Erdogan installe l’autocratie

Turquie • Recep Tayyip Erdogan a été réélu au premier tour, mais son parti, l’AKP, s’est allié à l’extrême droite pour conserver la majorité. Le Parti démocratique des peuples (HDP) de Demirtas progresse et obtient 67 députés. (Par Pierre Barbancey et red., paru dans L'Humanité)

Le hdP de Selahattin demirtas, toujours incarcéré, a totalisé 11,7 % des suffrages progresse par rapport au dernier scrutin. Hilmi Hacaloğlu

Il n’y aura pas de second tour pour l’élection présidentielle en Turquie. Recep Tayyip Erdogan a été réélu le 24 juin, avec un peu plus de 52 % des suffrages. Son principal challenger, Muharrem Ince, le candidat du CHP (social-démocrate kémaliste), a emporté 31 % des voix, Selahattin Demirtas,le représentant du Parti démocratique des peuples (HDP), actuellement emprisonné, 8 % et Meral Aksener, du Bon Parti (IYI, droite nationaliste), 7 %. Le taux de participation s’est monté à 88 % et a montré l’engouement des Turcs pour ce scrutin. Fin politicien, calculateur, Recep Tayyip Erdogan n’a de cesse depuis quinze ans de renforcer son pouvoir. En 2017, un référendum a transformé le régime pour en faire un système présidentiel. La fonction de premier ministre a disparu au profit de celle du président. Celui-ci va nommer lui-même le gouvernement, sans que les ministres ne soient nécessairement issus du Parlement. Une Assemblée qui risque d’être croupion puisque le président va maintenant pouvoir gouverner par décrets. Elle n’aura même pas de droit de regard sur le budget. Si l’on ajoute que les principaux juges seront également désignés par le tout-puissant président, on a une idée de la direction que va prendre la Turquie: l’autocratie.
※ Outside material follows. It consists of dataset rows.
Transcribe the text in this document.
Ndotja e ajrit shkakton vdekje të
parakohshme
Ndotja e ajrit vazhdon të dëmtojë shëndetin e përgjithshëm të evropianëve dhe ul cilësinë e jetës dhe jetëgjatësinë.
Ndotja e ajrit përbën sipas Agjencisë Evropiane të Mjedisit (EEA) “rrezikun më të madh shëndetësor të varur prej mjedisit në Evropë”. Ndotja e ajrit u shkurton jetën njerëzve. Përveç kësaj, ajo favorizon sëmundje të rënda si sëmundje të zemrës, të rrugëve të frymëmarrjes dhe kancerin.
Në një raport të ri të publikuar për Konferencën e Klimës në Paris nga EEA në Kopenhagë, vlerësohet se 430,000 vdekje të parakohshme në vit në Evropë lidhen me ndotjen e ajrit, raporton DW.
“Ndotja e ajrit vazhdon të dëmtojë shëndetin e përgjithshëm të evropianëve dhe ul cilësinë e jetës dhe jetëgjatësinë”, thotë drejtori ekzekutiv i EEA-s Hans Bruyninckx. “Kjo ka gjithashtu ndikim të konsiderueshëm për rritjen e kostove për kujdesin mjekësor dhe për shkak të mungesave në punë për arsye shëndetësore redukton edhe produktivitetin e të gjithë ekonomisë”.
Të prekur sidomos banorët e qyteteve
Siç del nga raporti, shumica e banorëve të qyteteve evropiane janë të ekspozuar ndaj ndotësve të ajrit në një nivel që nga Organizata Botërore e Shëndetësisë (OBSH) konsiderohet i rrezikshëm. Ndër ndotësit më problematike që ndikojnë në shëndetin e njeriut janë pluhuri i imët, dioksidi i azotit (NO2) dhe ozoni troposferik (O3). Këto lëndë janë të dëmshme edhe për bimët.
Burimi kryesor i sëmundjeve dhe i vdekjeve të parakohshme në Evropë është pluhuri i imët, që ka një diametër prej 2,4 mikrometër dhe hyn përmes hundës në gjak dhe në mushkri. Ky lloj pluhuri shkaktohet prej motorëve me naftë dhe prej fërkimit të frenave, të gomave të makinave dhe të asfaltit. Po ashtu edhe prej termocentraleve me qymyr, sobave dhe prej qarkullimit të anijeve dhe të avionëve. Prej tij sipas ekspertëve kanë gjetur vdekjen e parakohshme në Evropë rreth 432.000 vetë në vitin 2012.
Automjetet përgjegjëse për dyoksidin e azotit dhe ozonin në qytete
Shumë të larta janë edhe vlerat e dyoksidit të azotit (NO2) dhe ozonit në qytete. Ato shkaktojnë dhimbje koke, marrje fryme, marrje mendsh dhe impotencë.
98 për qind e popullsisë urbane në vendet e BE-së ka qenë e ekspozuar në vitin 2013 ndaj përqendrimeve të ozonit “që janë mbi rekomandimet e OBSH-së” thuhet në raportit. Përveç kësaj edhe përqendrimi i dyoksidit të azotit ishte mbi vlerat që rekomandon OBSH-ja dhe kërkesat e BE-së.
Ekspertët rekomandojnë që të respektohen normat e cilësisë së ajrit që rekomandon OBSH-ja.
Regain de nationalisme, le plus étroit, le plus excluant

Pour l’opposition, disparate il est vrai, la stratégie n’a pas été gagnante. Il s’agissait d’empêcher d’abord l’élection d’Erdogan au premier tour en se présentant en ordre dispersé, puis de se rassembler au second pour le faire chuter, tout en se présentant coalisée aux législatives (le HDP se présentant néanmoins seul). Si le candidat du CHP, Muharrem Ince, a réalisé un score inégalé pour son parti, il n’en n’a pas été de même pour les législatives. C’est également l’une des leçons de ce scrutin. Les deux grands partis, celui de la Justice et du Développement (AKP) d’Erdogan et le CHP, n’ont pas retrouvé leur score des dernières élections parlementaires, en novembre 2015. L’AKP avait alors obtenu 49,5 % des voix, contre 42,5 % le 24 juin dernier. Le CHP, pour sa part, passe de 25,3 % à 22,6%.

Le score du HDP, une base pour défendre la démocratie

Le HDP, qu’Erdogan voulait faire disparaître de la carte électorale, a réalisé un score remarquable, qui sera une base d’action non négligeable, tant pour la défense du droit des Kurdes que pour la vision d’une Turquie démocratique et respectueuse de toutes ses composantes. Le HDP, a totalisé 11,7 % des suffrages (67 députés) et progresse par rapport au dernier scrutin, en dépit des pressions exercées sur les populations et les tentatives de trucage. Un score qui ancre le HDP dans une représentation nationale et plus seulement dans la réalité kurde. «C’est juste le début. Aucun d’entre nous ne se laissera aller au défaitisme, souligne Ahmet Sik, qui a été élu député HDP à Istanbul. Si nous y succombons, si nous ne résistons pas, nous perdrons. Parce que nous faisons face au fascisme et à la mafia.»

Avec l’entrée en vigueur de la réforme constitutionnelle, Erdogan pourrait potentiellement rester au pouvoir jusqu’en 2023 (voire au-delà), l’année du centenaire de la république turque instaurée par Mustafa Kemal, qu’il entend maintenant supplanter au regard de l’histoire. «Tout sera organisé selon le désir, le plaisir et l’intérêt d’un seul homme. Vous vous sentirez incapables de respirer sous un régime de peur et de désespoir; vous vous sentirez comme si vous étiez étranglés», avez mis en garde Selahattin Demirtas la veille des élections. Ses prévisions risquent fort de s’accomplir.